Procuradoria acusa vereador por desvio de alimentos do Fome Zero em Avaré

Para fazer o desvio, ele utilizou falsamente nome de 2 entidades assistenciais da cidade do interior paulista

Fausto Macedo , O Estado de S. Paulo

18 de dezembro de 2012 | 18h31

SÃO PAULO - O Ministério Público Federal em Bauru (SP) protocolou nesta terça-feira, 18, ação civil pública por ato de improbidade administrativa contra o vereador Júlio César Theodoro (PSD), conhecido como "Tucão", eleito pelo município de Avaré, no interior paulista. Ele é acusado de desviar 21 toneladas de alimentos do Programa Fome Zero, utilizando falsamente o nome de duas entidades assistenciais da cidade.

Os alimentos seriam utilizados em proveito próprio, durante a campanha eleitoral, mas parte acabou apodrecendo antes da distribuição.

O desvio, que ocorreu nos anos de 2009 e 2010, provocou um prejuízo aos cofres públicos avaliado em R$ 75.588,29, em valores atualizados até agosto de 2012. O Ministério Público Federal quer que todos os réus na ação sejam condenados a devolver o valor à União.

Também responderão por improbidade administrativa dois assessores do parlamentar, Fábio Henrique de Campos Silva e Edi Fernandes; o motorista responsável pelo transporte dos alimentos, Décio Gambini, e sua empresa, Décio Gambini Transportes ME; e a assistente social Vera Alice Arca Giraldi.

Também são alvos da ação de improbidade quatro funcionários da Companhia Nacional de Abastecimento (Conab), acusados de terem se omitido no dever de fiscalizar a destinação dos alimentos: Alfredo Luiz Brienza Coli, superintendente regional da Unidade de Bernardino de Campos; Nivaldo Aparecido Maia, gerente de Operações; Odete Maria Loch, analista de recursos humanos; e Francisco Westarb, secretário da Gerência de Operações.

Segundo a denúncia feita à Polícia Federal e inicialmente investigada pelo Ministério Público Estadual, o vereador, que foi candidato a deputado federal nas últimas eleições, utilizou o nome de duas entidades assistenciais de Avaré - Conselho de Obras Sociais de Avaré (Cosa) e Lar São Nicolau - para conseguir os alimentos junto à Conab de Bernardino de Campos.

"Em períodos eleitorais, o réu abastecia-se de víveres, para finalidades que não é preciso muito esforço para se descobrir, e deles se valia para benefício próprio, deixando a entidade assistencial privada de seus indispensáveis haveres", aponta a ação, assinada pelo procurador da República Pedro Antônio de Oliveira Machado.

Segundo a denúncia levada ao Ministério Público e que deu origem às investigações, cerca de 7,5 toneladas de alimentos apodreceram numa casa no conjunto habitacional do bairro Plimec, em Avaré.

Os dois assessores do parlamentar chegaram a oferecer ajuda às entidades assistenciais para obter os alimentos doados pela Conab.
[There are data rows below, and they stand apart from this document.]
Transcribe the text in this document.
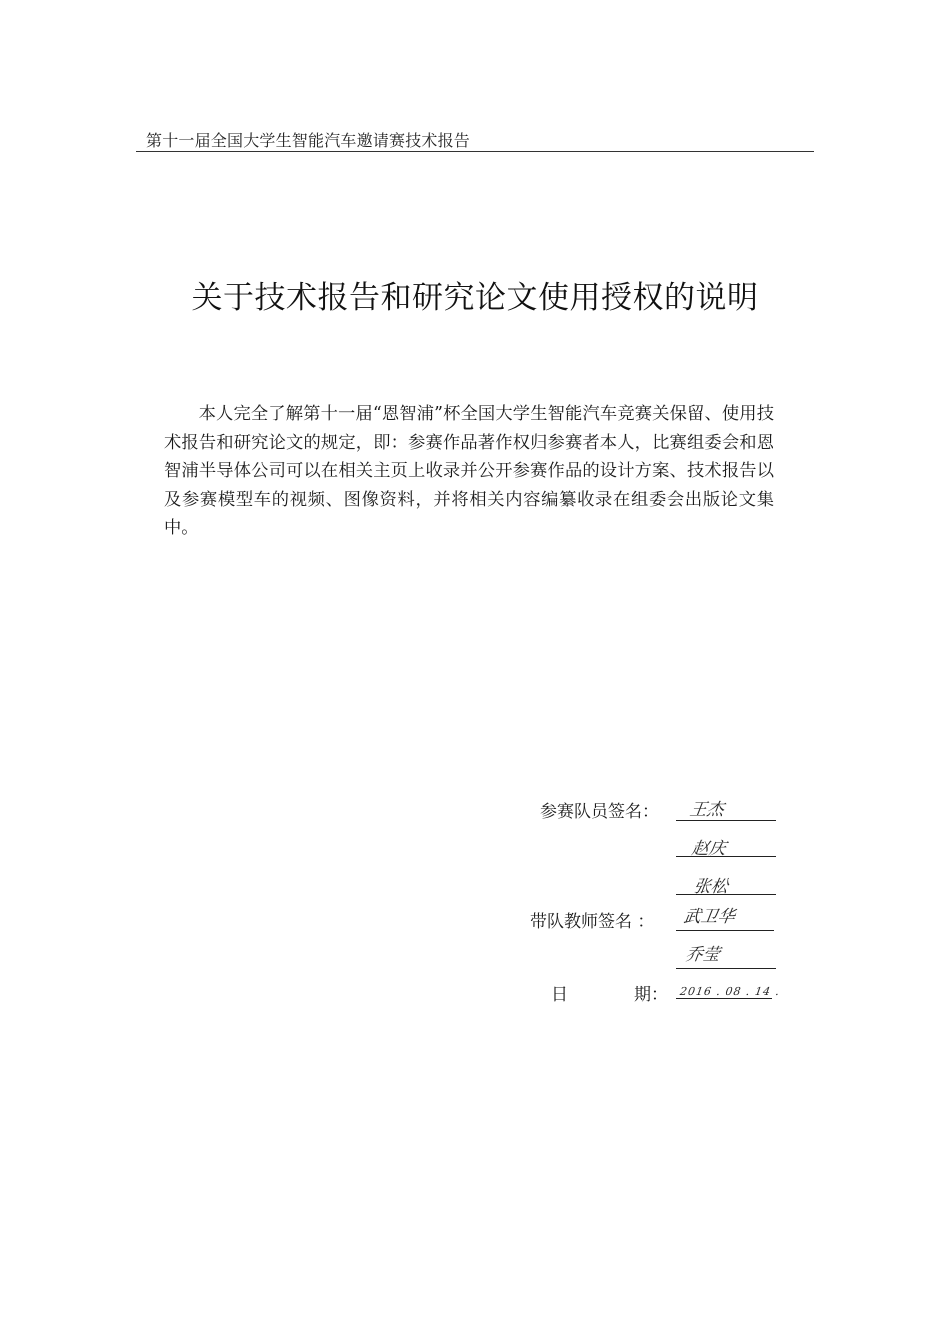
第十一届全国大学生智能汽车邀请赛技术报告
关于技术报告和研究论文使用授权的说明
本人完全了解第十一届“恩智浦”杯全国大学生智能汽车竞赛关保留、使用技术报告和研究论文的规定，即：参赛作品著作权归参赛者本人，比赛组委会和恩智浦半导体公司可以在相关主页上收录并公开参赛作品的设计方案、技术报告以及参赛模型车的视频、图像资料，并将相关内容编纂收录在组委会出版论文集中。
参赛队员签名： 王杰
赵庆
张松
带队教师签名 ： 武卫华
乔莹
日	期： 2016 . 08 . 14 .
Fábio Henrique é acusado de falsificar documentos timbrados de uma das entidades e se passar por seu representante para conseguir a liberação das doações.

Já a assistente social Vera Alice Arca Giraldi, que foi presidente do Conselho de Obras Sociais (Cosa) por mais de 20 anos, é acusada de improbidade administrativa por "emprestar" o nome da entidade que representava para que o vereador pudesse conseguir os alimentos que, posteriormente, seriam utilizados para outros fins. "Ela aceitou que a instituição que presidia fosse um verdadeiro 'laranja' no atingimento dos interesses do vereador", afirma o procurador Pedro Antônio de Oliveira Machado.

"Só quando o Ministério Público começa a apurar os fatos é que a administração parece começar a se movimentar e, ainda assim, de maneira lenta, tratando o caso com leniência", lamenta Machado. "Passados três anos, nenhuma prestação de contas existe ou foi exigida pelos dirigentes da Conab", revelou.

Para o Ministério Público Federal, a maior responsabilidade pelos desvios é do vereador Júlio Theodoro, que "demonstrou capacidade elevadíssima de transgredir" Quando, na verdade, tinha, por delegação do voto popular, "a incumbência de estar a serviço da causa pública".

No gabinete de "Tucão", na Câmara de Avaré ninguém atende o telefone. "Tucão" não atendeu o celular e não deu retorno à reportagem.